Through the past decade and more, China accounts for most of the investments in the country, including those by domestic entrepreneurs. As is their wont, the Chinese brought in all equipment and men from their homeland, thus depriving local enterprises and job seekers any share in their own nation-building and also in the incomes generated. This is saying a lot in terms of Sri Lanka’s continued economic ills, worsened by COVID-19, and at least a part of which the Port City accord seems wanting set right.

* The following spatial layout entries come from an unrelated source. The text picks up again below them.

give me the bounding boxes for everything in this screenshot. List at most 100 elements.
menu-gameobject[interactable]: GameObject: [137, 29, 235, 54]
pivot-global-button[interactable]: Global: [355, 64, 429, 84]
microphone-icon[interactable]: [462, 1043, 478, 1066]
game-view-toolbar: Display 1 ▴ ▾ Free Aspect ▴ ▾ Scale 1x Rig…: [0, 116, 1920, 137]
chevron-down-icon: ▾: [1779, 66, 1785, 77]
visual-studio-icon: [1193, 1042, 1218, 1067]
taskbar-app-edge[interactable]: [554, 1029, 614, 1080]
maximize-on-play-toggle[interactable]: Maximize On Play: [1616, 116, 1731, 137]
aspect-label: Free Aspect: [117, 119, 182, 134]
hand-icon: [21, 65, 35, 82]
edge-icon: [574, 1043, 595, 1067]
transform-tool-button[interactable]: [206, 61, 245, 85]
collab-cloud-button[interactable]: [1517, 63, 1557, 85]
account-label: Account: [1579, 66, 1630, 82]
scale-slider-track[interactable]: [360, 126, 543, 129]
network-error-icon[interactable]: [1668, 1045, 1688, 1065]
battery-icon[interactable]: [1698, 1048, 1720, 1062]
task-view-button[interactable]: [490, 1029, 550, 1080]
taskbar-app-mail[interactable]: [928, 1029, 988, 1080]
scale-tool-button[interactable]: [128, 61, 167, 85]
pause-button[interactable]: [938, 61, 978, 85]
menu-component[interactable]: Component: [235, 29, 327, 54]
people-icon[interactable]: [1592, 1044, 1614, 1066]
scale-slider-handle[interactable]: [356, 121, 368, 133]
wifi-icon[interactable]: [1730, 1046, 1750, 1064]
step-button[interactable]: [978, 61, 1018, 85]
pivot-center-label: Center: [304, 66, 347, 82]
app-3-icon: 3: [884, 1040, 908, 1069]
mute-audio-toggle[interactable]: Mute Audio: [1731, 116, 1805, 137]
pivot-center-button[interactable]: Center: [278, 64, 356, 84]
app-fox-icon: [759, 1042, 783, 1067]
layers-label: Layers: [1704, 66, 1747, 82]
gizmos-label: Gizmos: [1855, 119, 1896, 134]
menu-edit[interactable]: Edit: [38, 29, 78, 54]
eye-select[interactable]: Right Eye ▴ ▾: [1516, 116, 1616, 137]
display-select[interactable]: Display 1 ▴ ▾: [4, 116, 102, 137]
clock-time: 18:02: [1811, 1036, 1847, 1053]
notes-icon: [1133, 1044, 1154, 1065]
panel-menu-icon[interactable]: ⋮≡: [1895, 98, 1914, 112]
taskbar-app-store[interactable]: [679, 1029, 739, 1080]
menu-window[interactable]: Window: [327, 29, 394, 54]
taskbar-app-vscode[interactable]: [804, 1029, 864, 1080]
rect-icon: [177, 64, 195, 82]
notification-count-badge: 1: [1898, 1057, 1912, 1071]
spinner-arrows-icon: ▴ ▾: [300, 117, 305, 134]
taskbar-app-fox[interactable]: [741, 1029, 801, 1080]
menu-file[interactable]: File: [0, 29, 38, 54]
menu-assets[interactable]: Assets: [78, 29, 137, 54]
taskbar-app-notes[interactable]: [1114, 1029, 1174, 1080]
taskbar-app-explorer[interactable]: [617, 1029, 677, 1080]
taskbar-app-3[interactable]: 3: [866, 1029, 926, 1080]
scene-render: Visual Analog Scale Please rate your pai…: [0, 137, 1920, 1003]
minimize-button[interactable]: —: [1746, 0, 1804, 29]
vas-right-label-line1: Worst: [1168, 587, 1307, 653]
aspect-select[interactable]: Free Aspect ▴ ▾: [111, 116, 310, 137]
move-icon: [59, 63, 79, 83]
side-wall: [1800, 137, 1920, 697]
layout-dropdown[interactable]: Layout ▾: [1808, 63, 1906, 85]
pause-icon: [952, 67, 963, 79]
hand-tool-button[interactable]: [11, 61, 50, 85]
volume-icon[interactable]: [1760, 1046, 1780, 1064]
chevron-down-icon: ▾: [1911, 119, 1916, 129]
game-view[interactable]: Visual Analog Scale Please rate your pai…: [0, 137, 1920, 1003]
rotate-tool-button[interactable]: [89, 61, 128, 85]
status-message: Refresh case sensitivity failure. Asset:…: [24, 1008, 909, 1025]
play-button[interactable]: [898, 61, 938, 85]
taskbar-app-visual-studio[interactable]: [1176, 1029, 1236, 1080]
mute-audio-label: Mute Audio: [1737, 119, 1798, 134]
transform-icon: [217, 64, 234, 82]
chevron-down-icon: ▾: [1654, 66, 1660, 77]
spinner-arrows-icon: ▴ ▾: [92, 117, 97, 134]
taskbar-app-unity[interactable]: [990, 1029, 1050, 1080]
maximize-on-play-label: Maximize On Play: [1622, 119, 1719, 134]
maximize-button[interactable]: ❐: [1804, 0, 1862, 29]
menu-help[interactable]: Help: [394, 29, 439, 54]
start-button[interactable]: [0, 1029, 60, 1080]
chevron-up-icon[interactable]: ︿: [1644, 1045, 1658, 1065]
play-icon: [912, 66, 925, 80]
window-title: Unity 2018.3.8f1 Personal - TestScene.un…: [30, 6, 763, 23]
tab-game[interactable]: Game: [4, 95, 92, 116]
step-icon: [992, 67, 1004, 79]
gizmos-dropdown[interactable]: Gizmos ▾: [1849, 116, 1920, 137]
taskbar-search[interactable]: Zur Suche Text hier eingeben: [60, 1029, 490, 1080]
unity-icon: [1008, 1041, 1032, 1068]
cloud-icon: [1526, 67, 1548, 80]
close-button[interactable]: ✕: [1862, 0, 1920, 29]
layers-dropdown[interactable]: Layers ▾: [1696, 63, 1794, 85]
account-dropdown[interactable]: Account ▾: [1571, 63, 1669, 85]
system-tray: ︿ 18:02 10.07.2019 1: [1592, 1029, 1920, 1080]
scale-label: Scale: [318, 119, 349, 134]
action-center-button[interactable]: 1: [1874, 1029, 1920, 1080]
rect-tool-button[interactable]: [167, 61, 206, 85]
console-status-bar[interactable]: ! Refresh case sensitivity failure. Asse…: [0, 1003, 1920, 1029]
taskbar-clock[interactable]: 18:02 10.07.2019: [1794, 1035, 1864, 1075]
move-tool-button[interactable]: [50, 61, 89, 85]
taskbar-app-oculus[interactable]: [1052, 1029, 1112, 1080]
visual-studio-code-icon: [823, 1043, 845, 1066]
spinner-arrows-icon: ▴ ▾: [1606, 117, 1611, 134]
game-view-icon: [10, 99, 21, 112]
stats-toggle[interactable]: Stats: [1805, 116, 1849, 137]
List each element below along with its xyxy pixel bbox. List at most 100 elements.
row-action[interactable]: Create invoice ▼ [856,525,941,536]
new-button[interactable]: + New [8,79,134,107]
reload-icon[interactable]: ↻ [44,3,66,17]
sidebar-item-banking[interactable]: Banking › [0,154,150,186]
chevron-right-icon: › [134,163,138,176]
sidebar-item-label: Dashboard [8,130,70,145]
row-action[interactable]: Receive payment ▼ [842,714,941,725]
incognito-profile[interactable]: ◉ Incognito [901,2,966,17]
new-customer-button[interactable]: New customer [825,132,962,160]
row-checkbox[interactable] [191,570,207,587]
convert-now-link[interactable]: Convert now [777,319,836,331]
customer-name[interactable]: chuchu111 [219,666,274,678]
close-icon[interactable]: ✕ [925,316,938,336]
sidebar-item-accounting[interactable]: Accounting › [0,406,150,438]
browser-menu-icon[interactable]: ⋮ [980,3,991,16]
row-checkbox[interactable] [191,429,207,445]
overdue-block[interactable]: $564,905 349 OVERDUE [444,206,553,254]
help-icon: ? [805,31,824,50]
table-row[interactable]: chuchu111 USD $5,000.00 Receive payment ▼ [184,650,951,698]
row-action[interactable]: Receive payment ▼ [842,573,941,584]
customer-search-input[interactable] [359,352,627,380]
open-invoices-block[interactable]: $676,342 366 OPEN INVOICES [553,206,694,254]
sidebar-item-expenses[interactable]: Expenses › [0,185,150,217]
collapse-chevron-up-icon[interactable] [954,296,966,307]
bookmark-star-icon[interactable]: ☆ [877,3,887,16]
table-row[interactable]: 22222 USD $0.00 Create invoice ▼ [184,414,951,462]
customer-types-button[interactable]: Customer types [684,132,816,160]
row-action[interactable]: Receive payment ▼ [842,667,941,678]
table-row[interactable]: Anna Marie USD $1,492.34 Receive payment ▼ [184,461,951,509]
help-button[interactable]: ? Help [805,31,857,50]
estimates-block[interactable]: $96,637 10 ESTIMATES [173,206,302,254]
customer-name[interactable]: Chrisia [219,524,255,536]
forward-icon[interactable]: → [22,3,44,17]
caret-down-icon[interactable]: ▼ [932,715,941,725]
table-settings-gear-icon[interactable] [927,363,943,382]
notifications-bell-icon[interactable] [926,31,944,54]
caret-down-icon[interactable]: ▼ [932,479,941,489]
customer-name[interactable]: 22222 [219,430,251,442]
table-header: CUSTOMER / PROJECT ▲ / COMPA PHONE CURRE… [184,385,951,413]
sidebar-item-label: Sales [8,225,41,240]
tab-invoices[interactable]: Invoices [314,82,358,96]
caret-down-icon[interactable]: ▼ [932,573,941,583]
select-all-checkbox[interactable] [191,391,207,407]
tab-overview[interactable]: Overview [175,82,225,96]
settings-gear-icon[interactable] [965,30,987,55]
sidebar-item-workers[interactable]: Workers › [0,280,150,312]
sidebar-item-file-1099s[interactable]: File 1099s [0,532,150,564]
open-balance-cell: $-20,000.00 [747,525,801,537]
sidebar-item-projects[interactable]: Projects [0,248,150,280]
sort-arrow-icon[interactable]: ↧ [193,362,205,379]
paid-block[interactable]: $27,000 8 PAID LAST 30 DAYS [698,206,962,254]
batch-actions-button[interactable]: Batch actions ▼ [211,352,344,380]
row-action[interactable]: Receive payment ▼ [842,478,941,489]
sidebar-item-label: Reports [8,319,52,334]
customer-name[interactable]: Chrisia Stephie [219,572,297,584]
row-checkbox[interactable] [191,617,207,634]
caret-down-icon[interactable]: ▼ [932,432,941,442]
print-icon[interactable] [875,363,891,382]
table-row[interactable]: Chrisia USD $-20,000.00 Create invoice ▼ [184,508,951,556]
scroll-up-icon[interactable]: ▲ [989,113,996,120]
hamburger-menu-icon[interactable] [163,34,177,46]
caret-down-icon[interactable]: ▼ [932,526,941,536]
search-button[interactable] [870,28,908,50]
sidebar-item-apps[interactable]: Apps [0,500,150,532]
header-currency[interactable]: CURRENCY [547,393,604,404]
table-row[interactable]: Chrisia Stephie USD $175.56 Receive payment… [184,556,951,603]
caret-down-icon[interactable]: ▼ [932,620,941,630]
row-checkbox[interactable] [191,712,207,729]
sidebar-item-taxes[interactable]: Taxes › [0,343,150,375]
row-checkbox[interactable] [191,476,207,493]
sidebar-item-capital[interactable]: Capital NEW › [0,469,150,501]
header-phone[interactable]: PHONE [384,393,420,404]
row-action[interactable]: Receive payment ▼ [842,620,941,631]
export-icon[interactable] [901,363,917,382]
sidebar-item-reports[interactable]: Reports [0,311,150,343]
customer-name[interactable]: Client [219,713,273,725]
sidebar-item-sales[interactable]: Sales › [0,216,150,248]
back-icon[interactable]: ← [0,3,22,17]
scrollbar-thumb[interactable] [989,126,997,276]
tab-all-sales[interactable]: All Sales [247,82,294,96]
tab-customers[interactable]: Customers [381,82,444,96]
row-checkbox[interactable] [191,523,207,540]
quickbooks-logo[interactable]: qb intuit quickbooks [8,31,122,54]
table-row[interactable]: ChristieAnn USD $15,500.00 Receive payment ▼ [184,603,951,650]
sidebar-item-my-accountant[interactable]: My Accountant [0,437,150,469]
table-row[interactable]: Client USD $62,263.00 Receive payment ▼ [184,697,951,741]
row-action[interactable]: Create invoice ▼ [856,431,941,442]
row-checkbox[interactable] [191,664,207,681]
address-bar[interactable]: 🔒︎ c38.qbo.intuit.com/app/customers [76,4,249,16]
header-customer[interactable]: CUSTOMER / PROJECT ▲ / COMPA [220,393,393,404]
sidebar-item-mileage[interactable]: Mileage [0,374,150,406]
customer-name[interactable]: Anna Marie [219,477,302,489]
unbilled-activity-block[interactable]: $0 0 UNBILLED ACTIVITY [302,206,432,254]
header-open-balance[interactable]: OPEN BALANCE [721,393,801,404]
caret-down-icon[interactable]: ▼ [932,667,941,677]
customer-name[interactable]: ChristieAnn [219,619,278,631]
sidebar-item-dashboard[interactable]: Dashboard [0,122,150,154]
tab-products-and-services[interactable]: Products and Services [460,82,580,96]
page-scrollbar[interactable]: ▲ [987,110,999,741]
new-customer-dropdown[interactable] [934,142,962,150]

As if to address Minister Namal’s concerns even earlier, the opening paragraphs of Budget-2021, presented by PM Mahinda as Finance Minister, focused extensively on skills training for the youth, but without mentioning the Port City as the sole job provider. FDI providers to the region, barring China, would thus be watching the Sri Lankan skills programme keenly as the Indian promise of the past decade of two different regimes has not lived up to the commitments even in a small way. This will come on the top of the effective single-window clearances in Sri Lanka even without the Port City, where again the Indian performance is dismal.
Should the CPC really take off, especially with promised jobs, family incomes, and government revenues, the Rajapaksas’ politico-electoral positions could become unassailable within the country, as much for the next polls as in the recent past. This is different from the ‘friendly competition’ offered by Bangladesh to India, with the former now the fastest-growing economy in these parts.
Should the CPC really take off, especially with promised jobs, family incomes, and government revenues, the Rajapaksas’ politico-electoral positions could become unassailable within the country, as much for the next polls as in the recent past
‘India First’, still?
Coinciding with the Port City Bill’s passage and without naming China, President Gotabaya reiterated that “no one will be allowed to jeopardise the security of India”. Addressing the 26th international conference on ‘The Future of Asia’, organised by the Nikkei Forum from Tokyo, he said, “We understand their (India’s) security concerns and sensitivities … We will work closely with India and all regional partners to ensure that the Indian Ocean remains secure for the benefit of all countries.”
Gotabaya also reiterated that Sri Lanka will continue to forge economic ties with China and defended the Hambantota project, whose swap-deal he had unilaterally proposed to cancel at one time, but explained it away as a ‘commercial deal’ after coming to power. It remains unexplained as to why but the SJB/UNP Opposition, the only other political grouping with hopes of returning to power sometime in the future, too shares this view, overall. However, their commitments on the ‘security front’ sounds less hollow than that of the Rajapaksas, at least on paper—as no real issue had cropped up for New Delhi to test either, when it was in power.
President Gotabaya’s reiteration of security commitments to India has to be seen in the context of the tri-lateral meeting of the National Security Advisors (NSA), including Maldives, in December last year, when they broad-based and upgraded the moribund ‘Maritime Security Agreement’ to ‘Maritime and Security Agreement’, with Colombo as the seat of its secretariat. In turn, it was also a take-off from Gotabaya’s Foreign Secretary, retired navy admiral, Jayanth Colombage’s stand who propounded an ‘India First’, foreign and security policy, in August 2019. Yet, there is no denying the continued Indian apprehensions over the constant ‘shifting of goal-posts’ by Sri Lanka, be it on the economic or the security front.